Digital Marketing
Style Guide (Panduan Gaya Brand)
TL;DR: Style guide adalah dokumen acuan yang mengatur bagaimana sebuah brand tampil dan berbicara, mencakup logo, palet warna, tipografi, penggunaan gambar, dan nada bahasa. Fungsinya menjaga konsistensi ketika banyak orang mengerjakan materi berbeda, sehingga audiens mengenali brand tanpa harus membaca namanya.
Apa itu Style Guide?
Style guide adalah kesepakatan tertulis tentang identitas brand. Isinya menjawab pertanyaan yang berulang muncul di tim: berapa jarak minimum di sekitar logo, warna mana yang boleh dipakai untuk tombol, dan apakah brand menyapa audiens dengan "kamu" atau "Anda".
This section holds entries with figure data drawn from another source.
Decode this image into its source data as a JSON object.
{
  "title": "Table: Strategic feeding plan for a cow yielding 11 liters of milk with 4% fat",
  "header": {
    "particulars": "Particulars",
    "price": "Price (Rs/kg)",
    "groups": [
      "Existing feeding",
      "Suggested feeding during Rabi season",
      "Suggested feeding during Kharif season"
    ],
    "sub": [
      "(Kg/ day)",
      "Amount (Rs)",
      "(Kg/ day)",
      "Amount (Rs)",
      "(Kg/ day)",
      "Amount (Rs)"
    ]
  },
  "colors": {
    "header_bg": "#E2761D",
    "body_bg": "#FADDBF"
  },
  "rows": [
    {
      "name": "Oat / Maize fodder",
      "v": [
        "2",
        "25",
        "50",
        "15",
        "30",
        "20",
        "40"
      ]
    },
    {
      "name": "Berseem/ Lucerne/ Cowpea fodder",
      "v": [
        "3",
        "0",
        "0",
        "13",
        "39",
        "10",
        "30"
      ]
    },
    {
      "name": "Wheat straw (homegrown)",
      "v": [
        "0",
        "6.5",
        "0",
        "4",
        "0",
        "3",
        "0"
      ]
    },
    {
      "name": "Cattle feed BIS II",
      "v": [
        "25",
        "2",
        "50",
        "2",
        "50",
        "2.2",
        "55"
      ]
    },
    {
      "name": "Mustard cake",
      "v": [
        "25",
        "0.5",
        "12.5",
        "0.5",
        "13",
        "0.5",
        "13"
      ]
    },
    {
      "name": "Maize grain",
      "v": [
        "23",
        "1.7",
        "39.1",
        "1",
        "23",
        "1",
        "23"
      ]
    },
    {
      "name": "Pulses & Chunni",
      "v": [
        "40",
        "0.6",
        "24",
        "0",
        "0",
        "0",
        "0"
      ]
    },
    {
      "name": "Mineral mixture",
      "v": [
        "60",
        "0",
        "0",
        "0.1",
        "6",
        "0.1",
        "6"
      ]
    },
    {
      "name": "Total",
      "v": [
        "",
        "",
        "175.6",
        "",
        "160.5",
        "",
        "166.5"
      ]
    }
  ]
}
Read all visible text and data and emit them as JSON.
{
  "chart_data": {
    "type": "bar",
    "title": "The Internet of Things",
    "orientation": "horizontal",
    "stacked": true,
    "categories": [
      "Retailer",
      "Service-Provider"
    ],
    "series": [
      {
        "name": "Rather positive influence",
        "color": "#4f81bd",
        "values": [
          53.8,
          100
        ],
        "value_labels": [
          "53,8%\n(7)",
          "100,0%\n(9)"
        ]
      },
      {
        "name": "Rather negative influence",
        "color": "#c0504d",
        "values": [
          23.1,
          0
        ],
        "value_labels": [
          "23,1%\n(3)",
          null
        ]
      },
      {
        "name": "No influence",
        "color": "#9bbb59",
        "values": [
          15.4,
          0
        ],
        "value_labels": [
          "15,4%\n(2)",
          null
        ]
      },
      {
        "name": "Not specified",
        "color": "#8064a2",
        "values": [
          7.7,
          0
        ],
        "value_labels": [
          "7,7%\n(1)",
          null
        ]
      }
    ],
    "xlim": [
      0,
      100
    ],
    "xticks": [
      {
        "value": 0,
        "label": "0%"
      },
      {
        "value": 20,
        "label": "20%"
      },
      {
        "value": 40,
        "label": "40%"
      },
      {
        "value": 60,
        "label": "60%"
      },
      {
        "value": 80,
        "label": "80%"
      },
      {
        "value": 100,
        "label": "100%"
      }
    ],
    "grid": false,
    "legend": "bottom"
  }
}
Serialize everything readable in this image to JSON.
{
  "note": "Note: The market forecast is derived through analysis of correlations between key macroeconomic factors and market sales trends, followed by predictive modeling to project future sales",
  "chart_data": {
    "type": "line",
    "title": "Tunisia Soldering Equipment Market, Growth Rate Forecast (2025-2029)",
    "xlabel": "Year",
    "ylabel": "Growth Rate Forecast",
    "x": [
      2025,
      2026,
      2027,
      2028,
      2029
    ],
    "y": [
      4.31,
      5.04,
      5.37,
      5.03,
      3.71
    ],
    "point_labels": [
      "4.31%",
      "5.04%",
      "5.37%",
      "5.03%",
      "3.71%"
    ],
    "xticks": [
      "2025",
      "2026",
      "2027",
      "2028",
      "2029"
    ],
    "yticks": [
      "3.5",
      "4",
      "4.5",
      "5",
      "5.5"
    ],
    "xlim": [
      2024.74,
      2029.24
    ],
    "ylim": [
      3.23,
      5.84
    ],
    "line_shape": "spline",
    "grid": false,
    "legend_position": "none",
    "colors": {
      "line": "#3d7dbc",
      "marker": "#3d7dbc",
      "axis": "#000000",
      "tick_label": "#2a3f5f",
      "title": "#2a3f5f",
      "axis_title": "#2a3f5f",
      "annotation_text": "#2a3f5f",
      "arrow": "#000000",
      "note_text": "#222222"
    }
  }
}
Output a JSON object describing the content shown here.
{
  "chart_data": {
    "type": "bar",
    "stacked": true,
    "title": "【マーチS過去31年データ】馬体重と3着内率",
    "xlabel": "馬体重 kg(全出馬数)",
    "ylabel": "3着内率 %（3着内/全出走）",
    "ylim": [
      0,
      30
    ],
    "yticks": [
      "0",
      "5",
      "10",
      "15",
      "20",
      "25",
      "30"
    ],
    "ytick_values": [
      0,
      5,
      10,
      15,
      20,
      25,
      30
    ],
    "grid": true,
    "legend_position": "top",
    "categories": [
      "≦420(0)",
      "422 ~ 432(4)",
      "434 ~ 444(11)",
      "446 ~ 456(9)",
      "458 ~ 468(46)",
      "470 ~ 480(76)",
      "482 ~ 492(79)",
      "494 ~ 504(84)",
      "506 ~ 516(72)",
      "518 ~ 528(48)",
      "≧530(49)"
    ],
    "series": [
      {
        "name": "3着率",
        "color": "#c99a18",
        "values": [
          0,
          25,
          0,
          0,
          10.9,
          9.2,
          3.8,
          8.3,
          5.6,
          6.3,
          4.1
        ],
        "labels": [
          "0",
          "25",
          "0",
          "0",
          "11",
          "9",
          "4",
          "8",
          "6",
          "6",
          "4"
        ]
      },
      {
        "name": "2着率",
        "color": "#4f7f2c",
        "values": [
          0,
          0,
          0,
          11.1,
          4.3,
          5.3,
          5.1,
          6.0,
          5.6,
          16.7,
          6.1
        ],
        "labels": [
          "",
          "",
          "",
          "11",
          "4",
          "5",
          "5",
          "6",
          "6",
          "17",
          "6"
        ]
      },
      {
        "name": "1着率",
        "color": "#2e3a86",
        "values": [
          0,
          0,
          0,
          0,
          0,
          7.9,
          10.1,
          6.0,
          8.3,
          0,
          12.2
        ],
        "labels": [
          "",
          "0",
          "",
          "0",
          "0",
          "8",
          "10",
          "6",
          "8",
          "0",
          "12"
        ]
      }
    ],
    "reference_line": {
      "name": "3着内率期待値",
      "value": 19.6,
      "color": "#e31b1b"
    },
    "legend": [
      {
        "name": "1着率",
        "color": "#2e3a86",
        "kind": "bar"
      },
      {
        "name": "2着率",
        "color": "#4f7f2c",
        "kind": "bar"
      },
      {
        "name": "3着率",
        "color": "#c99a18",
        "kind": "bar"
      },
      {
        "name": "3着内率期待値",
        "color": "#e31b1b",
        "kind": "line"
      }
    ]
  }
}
Bedanya dengan design system terletak pada cakupan. Style guide berhenti di aturan visual dan verbal, sedangkan design system melangkah lebih jauh sampai komponen antarmuka yang bisa langsung dipakai developer. Banyak tim memulai dari style guide, lalu menumbuhkannya menjadi design system ketika jumlah halaman bertambah.
Isi Style Guide yang Layak Pakai
| Bagian | Contoh isi |
|---|---|
| Logo | Versi utama, versi mono, area aman, larangan penggunaan |
| Warna | Kode hex primer dan sekunder, rasio kontras minimum |
| Tipografi | Keluarga font, skala ukuran, tinggi baris |
| Fotografi | Gaya pengambilan gambar, subjek yang dihindari |
| Nada bahasa | Sapaan, tingkat formalitas, daftar kata yang dipakai dan dihindari |
| Aksesibilitas | Kontras teks minimum dan ukuran target sentuh |
Untuk komponen antarmuka yang terdokumentasi secara interaktif, Storybook sering dipakai sebagai pelengkap agar aturan visual dapat diuji langsung di browser.
Kenapa Penting?
Konsistensi mengurangi biaya. Setiap kali tidak ada aturan tertulis, keputusan yang sama diulang dari nol, dan hasilnya berbeda-beda di tiap materi. Dalam beberapa proyek personal branding yang saya tangani, gejalanya selalu sama: tiga versi logo beredar, warna tombol berbeda antar halaman, dan nada caption berubah tergantung siapa yang menulis.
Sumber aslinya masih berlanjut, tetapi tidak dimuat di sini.